[Koha-devel] UTF-8 problems : a summary and some solutions

Wed Aug 23 15:44:20 CEST 2006

Joshua Ferraro a écrit :
> Hi Henri-Damien,
>
> The problems you're describing are because your MARC data is not
> valid. You may have UTF-8 encoded data in your MARC, but unless
> the Leader 09 is set to 'a', the MARC::* suite of tools has no
> way of knowing it's UTF-8 and will interpret it as MARC-8 ( properly,
> since there are only two valid encodings in MARC21 ). MARC::*
> has no knowledge of any other encoding, but in the latest sourceforge
> version there is an optional UNIMARC flag you can pass to it that
> will avoid all character set conversions (but this needs to be tested
> as the author didn't have direct access to UNIMARC.
>
> You can not simply switch from MARC-8 to UTF-8 without doing some
> heavy transformations ... for instance, in MARC-8, combining
> characters are of the form <combined character> <base> whereas in
> UTF-8, they are of the form <base> <combined character>.
>
> If you are converting a database that has invalid MARC-8 data (for
> instance, if it has latin1 data) you'll want to use the 
> ignore_errors flag:
>
> MARC::Charset->ignore_errors(1);
>
> to avoid losing entire subfields because of a bad character.
>
> I have confirmed that a UTF-8 Koha is already possible, without
> changing CGI or DBI. So long as MySQL and Apache have been set
> up properly, UTF-8 data passes unharmed between the DBI and
> CGI levels.

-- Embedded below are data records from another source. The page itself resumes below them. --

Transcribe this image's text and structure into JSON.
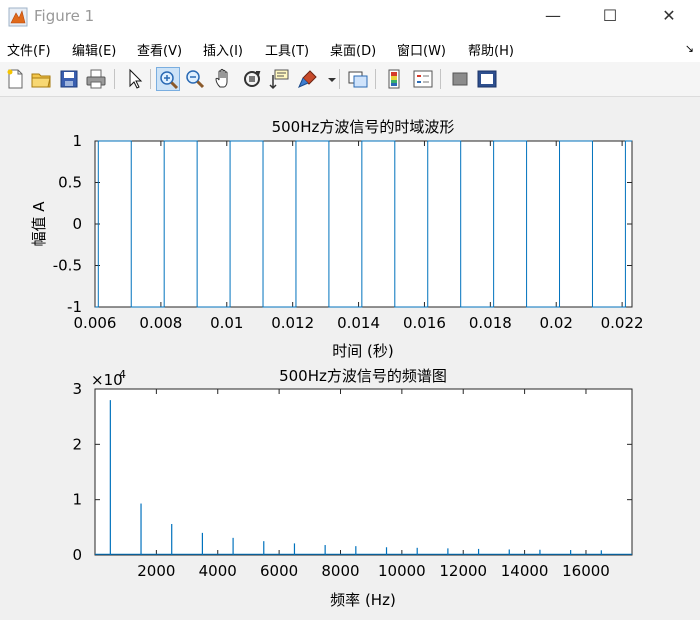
{
  "window": {
    "title": "Figure 1",
    "minimize_symbol": "—",
    "maximize_symbol": "☐",
    "close_symbol": "✕"
  },
  "menu": {
    "items": [
      "文件(F)",
      "编辑(E)",
      "查看(V)",
      "插入(I)",
      "工具(T)",
      "桌面(D)",
      "窗口(W)",
      "帮助(H)"
    ],
    "dock_arrow": "↘"
  },
  "toolbar": {
    "icons": [
      "new-figure-icon",
      "open-file-icon",
      "save-icon",
      "print-icon",
      "pointer-icon",
      "zoom-in-icon",
      "zoom-out-icon",
      "pan-hand-icon",
      "rotate-3d-icon",
      "data-cursor-icon",
      "brush-icon",
      "link-plot-icon",
      "colorbar-icon",
      "legend-icon",
      "hide-plot-tools-icon",
      "show-plot-tools-icon"
    ],
    "active": "zoom-in-icon"
  },
  "chart_data": [
    {
      "type": "line",
      "title": "500Hz方波信号的时域波形",
      "xlabel": "时间 (秒)",
      "ylabel": "幅值 A",
      "xlim": [
        0.006,
        0.0223
      ],
      "ylim": [
        -1,
        1
      ],
      "xticks": [
        0.006,
        0.008,
        0.01,
        0.012,
        0.014,
        0.016,
        0.018,
        0.02,
        0.022
      ],
      "xtick_labels": [
        "0.006",
        "0.008",
        "0.01",
        "0.012",
        "0.014",
        "0.016",
        "0.018",
        "0.02",
        "0.022"
      ],
      "yticks": [
        -1,
        -0.5,
        0,
        0.5,
        1
      ],
      "ytick_labels": [
        "-1",
        "-0.5",
        "0",
        "0.5",
        "1"
      ],
      "series": [
        {
          "frequency_hz": 500,
          "amplitude": 1,
          "x": [
            0.006,
            0.0061,
            0.0061,
            0.0071,
            0.0071,
            0.0081,
            0.0081,
            0.0091,
            0.0091,
            0.0101,
            0.0101,
            0.0111,
            0.0111,
            0.0121,
            0.0121,
            0.0131,
            0.0131,
            0.0141,
            0.0141,
            0.0151,
            0.0151,
            0.0161,
            0.0161,
            0.0171,
            0.0171,
            0.0181,
            0.0181,
            0.0191,
            0.0191,
            0.0201,
            0.0201,
            0.0211,
            0.0211,
            0.0221,
            0.0221,
            0.0223
          ],
          "y": [
            -1,
            -1,
            1,
            1,
            -1,
            -1,
            1,
            1,
            -1,
            -1,
            1,
            1,
            -1,
            -1,
            1,
            1,
            -1,
            -1,
            1,
            1,
            -1,
            -1,
            1,
            1,
            -1,
            -1,
            1,
            1,
            -1,
            -1,
            1,
            1,
            -1,
            -1,
            1,
            1
          ]
        }
      ],
      "grid": false
    },
    {
      "type": "line",
      "title": "500Hz方波信号的频谱图",
      "xlabel": "频率 (Hz)",
      "ylabel": "",
      "exponent_label": "×10",
      "exponent_power": "4",
      "xlim": [
        0,
        17500
      ],
      "ylim": [
        0,
        30000
      ],
      "xticks": [
        2000,
        4000,
        6000,
        8000,
        10000,
        12000,
        14000,
        16000
      ],
      "xtick_labels": [
        "2000",
        "4000",
        "6000",
        "8000",
        "10000",
        "12000",
        "14000",
        "16000"
      ],
      "yticks": [
        0,
        10000,
        20000,
        30000
      ],
      "ytick_labels": [
        "0",
        "1",
        "2",
        "3"
      ],
      "series": [
        {
          "x": [
            500,
            1500,
            2500,
            3500,
            4500,
            5500,
            6500,
            7500,
            8500,
            9500,
            10500,
            11500,
            12500,
            13500,
            14500,
            15500,
            16500
          ],
          "y": [
            28000,
            9300,
            5600,
            4000,
            3100,
            2500,
            2100,
            1800,
            1600,
            1400,
            1300,
            1200,
            1100,
            1000,
            950,
            900,
            850
          ]
        }
      ],
      "grid": false
    }
  ]
}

You can view an example of a pure UTF-8 Koha here:
> http://wipoopac.liblime.com
>
> MARC::* is difficult to install properly, and it's also hard
> to make sure you have valid MARC records, but once you do these
> steps, the process works very smoothly. If we are to claim
> MARC21 compliance, MARC::* is a must (unless you want to write
> a new suite for MARC handling in perl or use a non-perl
> solution).
>   
Thanks for your reply.
Maybe I should use private message to report these thoughts.

OK for claiming MARC compliance, as soon as it is for ANY MARC flavor
would it be UNIMARC or else.

But I am not OK to say pure UTF-8 Koha is already possible, since it is
unfortunately not.
I reported a display error and reported to How you can get these errors
through a simple script.
Both DBI and CGI are buggy in their UTF-8 management, even though it is
true they donot harm UTF-8 data. But if PERL is to cope with utf8 data,
it has to be aware of that and encode things properly.
Maybe for you it works since you have no utf-8 *Both* in your zebra
records *and* your framework or any mysqldata.
But for us it IS a blocking problem and we HAVE to cope with it.
As soon as we work only with mysql or only with zebra, no problems, as I
said.
But we are not.

And we must be aware of that.
But you gave me at least two pennies to think about :
1) LEADER HAS TO be well integrated (in MARChtml2xml in rel 3_0, it is
not even generated)
2) MARC::Charset->ignore_errors can be used but is not the best solution
since some data could be lost without notice.

Many thanks anyway.
-- 
Henri-Damien LAURENT